Alfred n’aime pas la mode de André Bouchard

Alfred n’est pas un mouton comme les autres ! Parce que (vous aurez sans doute du mal à le croire) mais les moutons sont de vrais fashion victims prêts à tout pour suivre les dernières tendances, même si, comme cette année, il s’agit de se tondre la toison et de se balader sans poil en plein hiver… Bien mal avisés ceux qui en voulant faire une mauvaise blague à Alfred pour le faire coller au goût du jour lui tondent son beau lainage. Un brin revanchard mais plein de ressources, Alfred n’a pas dit son dernier mort : Jean-Paul Gautier et les influenceurs.ses ont intérêt à bien se tenir, Alfred est dans la place avec un concept complétement révolutionnaire !

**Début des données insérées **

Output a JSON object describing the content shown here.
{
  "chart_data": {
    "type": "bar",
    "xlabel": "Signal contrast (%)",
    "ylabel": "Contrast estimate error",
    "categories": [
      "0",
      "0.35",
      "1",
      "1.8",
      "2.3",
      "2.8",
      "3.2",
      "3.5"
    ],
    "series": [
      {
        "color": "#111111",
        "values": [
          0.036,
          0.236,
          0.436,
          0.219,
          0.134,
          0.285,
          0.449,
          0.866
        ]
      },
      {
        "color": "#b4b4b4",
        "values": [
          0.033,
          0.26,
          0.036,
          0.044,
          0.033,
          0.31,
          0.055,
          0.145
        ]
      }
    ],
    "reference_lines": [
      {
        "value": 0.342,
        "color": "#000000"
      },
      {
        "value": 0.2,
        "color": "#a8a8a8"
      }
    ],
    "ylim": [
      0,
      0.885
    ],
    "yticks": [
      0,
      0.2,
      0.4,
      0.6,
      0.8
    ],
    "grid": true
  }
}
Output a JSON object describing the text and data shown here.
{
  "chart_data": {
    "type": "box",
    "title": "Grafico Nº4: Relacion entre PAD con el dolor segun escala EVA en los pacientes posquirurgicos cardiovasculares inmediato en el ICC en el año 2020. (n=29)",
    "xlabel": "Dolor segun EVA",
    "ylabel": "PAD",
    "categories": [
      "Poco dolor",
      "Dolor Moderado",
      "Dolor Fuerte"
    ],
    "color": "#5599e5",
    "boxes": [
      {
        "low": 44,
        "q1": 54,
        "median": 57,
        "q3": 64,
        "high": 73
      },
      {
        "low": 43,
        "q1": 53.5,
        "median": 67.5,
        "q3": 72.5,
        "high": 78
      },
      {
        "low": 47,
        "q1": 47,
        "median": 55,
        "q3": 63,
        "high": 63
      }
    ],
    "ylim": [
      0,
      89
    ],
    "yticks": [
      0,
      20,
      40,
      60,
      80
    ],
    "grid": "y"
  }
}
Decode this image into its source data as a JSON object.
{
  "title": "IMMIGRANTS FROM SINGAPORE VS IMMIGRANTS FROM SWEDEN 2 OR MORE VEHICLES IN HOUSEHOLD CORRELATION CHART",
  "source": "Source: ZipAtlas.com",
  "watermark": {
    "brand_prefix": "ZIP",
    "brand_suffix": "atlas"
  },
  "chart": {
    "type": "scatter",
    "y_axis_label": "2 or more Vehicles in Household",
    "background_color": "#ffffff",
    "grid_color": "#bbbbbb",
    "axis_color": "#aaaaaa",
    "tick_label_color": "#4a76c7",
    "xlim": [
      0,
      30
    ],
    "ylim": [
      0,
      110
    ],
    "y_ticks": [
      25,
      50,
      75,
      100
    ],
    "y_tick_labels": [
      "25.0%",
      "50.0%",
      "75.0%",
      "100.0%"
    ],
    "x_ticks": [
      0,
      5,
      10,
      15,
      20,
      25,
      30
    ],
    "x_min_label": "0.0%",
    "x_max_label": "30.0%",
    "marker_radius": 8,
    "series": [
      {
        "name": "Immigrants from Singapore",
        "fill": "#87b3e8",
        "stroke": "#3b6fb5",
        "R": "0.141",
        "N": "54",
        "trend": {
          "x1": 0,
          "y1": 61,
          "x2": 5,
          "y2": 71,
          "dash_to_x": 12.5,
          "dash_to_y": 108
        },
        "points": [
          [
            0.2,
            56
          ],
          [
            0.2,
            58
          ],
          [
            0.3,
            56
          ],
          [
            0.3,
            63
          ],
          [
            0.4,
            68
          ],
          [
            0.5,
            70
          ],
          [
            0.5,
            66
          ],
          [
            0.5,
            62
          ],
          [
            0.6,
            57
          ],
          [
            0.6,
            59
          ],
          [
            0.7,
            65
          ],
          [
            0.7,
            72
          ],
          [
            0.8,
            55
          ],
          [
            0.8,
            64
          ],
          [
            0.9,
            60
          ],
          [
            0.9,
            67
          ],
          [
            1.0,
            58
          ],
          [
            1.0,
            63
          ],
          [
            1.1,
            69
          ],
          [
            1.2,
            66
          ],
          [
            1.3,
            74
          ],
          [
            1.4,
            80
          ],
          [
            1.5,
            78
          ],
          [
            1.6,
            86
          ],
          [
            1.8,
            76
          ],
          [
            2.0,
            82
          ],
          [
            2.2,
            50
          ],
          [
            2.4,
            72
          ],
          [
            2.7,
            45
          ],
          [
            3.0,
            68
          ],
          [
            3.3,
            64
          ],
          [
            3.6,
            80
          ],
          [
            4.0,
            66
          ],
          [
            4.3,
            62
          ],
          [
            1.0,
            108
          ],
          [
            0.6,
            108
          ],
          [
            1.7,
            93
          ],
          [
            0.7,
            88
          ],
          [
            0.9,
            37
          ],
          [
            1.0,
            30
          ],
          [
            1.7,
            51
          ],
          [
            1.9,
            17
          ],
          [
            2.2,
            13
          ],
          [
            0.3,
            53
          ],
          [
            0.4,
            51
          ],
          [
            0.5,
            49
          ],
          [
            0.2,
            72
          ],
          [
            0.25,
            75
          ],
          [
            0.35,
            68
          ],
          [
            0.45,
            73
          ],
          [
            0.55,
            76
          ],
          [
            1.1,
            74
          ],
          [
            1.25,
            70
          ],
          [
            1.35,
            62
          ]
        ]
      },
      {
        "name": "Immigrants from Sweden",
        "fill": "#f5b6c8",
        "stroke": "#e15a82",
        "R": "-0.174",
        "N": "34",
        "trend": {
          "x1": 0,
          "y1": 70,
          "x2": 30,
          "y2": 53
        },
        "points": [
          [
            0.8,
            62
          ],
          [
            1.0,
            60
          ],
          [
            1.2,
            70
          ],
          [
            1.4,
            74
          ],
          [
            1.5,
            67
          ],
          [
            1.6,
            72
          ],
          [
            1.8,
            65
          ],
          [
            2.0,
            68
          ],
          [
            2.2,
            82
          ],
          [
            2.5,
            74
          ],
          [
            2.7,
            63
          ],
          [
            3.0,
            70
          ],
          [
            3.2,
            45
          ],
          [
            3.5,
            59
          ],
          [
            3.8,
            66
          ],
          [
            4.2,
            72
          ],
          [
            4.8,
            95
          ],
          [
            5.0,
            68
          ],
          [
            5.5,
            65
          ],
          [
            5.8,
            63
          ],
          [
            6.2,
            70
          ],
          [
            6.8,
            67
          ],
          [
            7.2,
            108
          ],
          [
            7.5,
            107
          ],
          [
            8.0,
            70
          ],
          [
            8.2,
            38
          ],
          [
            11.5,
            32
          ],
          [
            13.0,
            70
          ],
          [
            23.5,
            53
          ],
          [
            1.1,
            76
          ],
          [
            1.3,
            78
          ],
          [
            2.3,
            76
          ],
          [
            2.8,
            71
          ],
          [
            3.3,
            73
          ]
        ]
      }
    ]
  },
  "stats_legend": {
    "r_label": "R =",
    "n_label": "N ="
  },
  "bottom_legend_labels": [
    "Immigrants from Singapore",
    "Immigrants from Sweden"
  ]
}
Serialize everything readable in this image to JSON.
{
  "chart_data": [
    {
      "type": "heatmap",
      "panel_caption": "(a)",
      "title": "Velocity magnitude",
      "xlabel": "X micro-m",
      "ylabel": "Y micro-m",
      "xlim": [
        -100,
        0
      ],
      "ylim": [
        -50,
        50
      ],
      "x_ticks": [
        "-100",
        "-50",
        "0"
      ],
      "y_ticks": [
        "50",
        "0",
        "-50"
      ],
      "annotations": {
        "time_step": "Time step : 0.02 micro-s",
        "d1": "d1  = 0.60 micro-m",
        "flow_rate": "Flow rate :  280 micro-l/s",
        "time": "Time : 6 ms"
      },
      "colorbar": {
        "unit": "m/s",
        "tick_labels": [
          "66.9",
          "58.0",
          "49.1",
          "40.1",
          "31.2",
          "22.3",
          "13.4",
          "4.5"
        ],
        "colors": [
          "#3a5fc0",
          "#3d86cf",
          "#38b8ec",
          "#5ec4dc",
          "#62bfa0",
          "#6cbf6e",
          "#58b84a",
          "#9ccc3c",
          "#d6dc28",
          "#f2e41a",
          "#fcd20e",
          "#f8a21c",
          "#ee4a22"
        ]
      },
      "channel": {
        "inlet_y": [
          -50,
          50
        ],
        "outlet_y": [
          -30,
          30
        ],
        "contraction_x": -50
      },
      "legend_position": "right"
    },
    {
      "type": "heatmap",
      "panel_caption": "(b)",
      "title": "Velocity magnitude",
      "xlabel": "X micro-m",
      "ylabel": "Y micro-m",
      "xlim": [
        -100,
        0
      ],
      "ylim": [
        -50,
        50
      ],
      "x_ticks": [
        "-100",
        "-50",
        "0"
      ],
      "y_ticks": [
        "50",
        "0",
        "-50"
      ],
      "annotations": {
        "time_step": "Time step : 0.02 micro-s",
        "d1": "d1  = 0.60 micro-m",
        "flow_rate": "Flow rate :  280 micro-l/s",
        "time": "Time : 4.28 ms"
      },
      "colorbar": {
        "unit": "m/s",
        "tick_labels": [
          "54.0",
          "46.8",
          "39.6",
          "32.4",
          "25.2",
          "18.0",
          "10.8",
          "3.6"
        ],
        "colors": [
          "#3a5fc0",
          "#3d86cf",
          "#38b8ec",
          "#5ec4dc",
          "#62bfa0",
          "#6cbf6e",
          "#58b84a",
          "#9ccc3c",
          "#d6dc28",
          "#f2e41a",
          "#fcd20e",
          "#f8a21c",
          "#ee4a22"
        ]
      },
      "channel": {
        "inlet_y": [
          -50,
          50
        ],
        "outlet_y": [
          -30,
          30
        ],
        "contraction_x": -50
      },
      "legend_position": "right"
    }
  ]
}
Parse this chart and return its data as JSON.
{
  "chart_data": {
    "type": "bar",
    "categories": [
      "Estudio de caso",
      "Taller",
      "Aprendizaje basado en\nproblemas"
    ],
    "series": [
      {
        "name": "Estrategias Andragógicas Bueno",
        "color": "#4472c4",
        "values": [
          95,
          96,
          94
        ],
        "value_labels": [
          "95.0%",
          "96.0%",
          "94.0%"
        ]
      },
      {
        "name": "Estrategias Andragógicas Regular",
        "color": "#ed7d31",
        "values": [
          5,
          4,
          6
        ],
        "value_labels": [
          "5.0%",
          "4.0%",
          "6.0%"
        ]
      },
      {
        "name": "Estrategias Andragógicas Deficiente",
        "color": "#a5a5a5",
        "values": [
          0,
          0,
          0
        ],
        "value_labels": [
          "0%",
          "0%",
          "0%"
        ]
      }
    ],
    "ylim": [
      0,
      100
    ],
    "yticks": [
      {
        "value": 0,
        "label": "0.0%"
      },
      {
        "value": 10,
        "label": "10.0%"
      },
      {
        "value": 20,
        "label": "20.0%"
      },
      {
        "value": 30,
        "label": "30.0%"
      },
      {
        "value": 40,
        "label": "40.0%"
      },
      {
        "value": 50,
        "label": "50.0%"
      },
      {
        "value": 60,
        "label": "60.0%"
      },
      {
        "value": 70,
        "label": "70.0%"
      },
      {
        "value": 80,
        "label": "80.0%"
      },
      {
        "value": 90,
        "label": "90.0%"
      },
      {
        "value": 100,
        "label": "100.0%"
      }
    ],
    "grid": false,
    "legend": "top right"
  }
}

On ne vous en dit pas plus…

Un album plein d’humour à lire et à relire dès 4 ans.

Mais où est-elle ? de Marie Migraine

Une perruque jaune s’envole et pour son propriétaire commence une quête aussi drôle que folle pour retrouver son bien. Ne serait-ce pas ce qu’il cherche là par terre ? Mais non ! Ce n’est qu’un chat, des algues, une serpillère, une bouse de vache ou un fromage coulant… Et lorsqu’il finit par remettre enfin la main dessus, un couple d’oiseaux dont les œufs ne vont pas tarder à éclore y a confortablement installé son nid. Il repart bredouille, chauve et heureux en laissant la petite famille confortablement blottie dans sa moumoute.

Un album aux illustrations originales qui joue sur la répétition de page en page d’une saynète bien rodée qui fera rire les petites et les petits.

À partir de 3 ans

Lightfall de Tim Probert

Si tu veux savoir comment Béa et son ami, Cad le Galdurien, vont affronter les crabes géants de la Vallée de Pince, traverser le Temple Maudit, manquer de peu de finir rôtis pour servir de repas à une bande de lézards affamés, sauver un Arsaï et combattre des monstres-tentacules… Lance-toi avec eux dans l’aventure “Lightfall” pour retrouver Grand-père cochon et sauver la planète des serres de l’impitoyable Oiseau Kest !
Une épopée fantastique qui ne laisse pas le temps de s’ennuyer à mettre entre toutes les mains dès 8/9 ans.
Deux tomes d’une BD pleine d’humour et d’aventures parus aux éditions Gallimard Jeunesse et disponibles à la librairie. Vivement le tome 3 pour mettre fin au terrible suspense dans lequel nous laisse les dernières pages de “La dernière flamme” !

En salle de Claire Baglin

Dans un menu enfant, on trouve un burger bien emballé, des frites, une boisson, des sauces, un jouet, le rêve. Et puis, quelques années plus tard, on prépare les commandes au drive, on passe le chiffon sur les tables, on obéit aux manageurs : on travaille au fastfood.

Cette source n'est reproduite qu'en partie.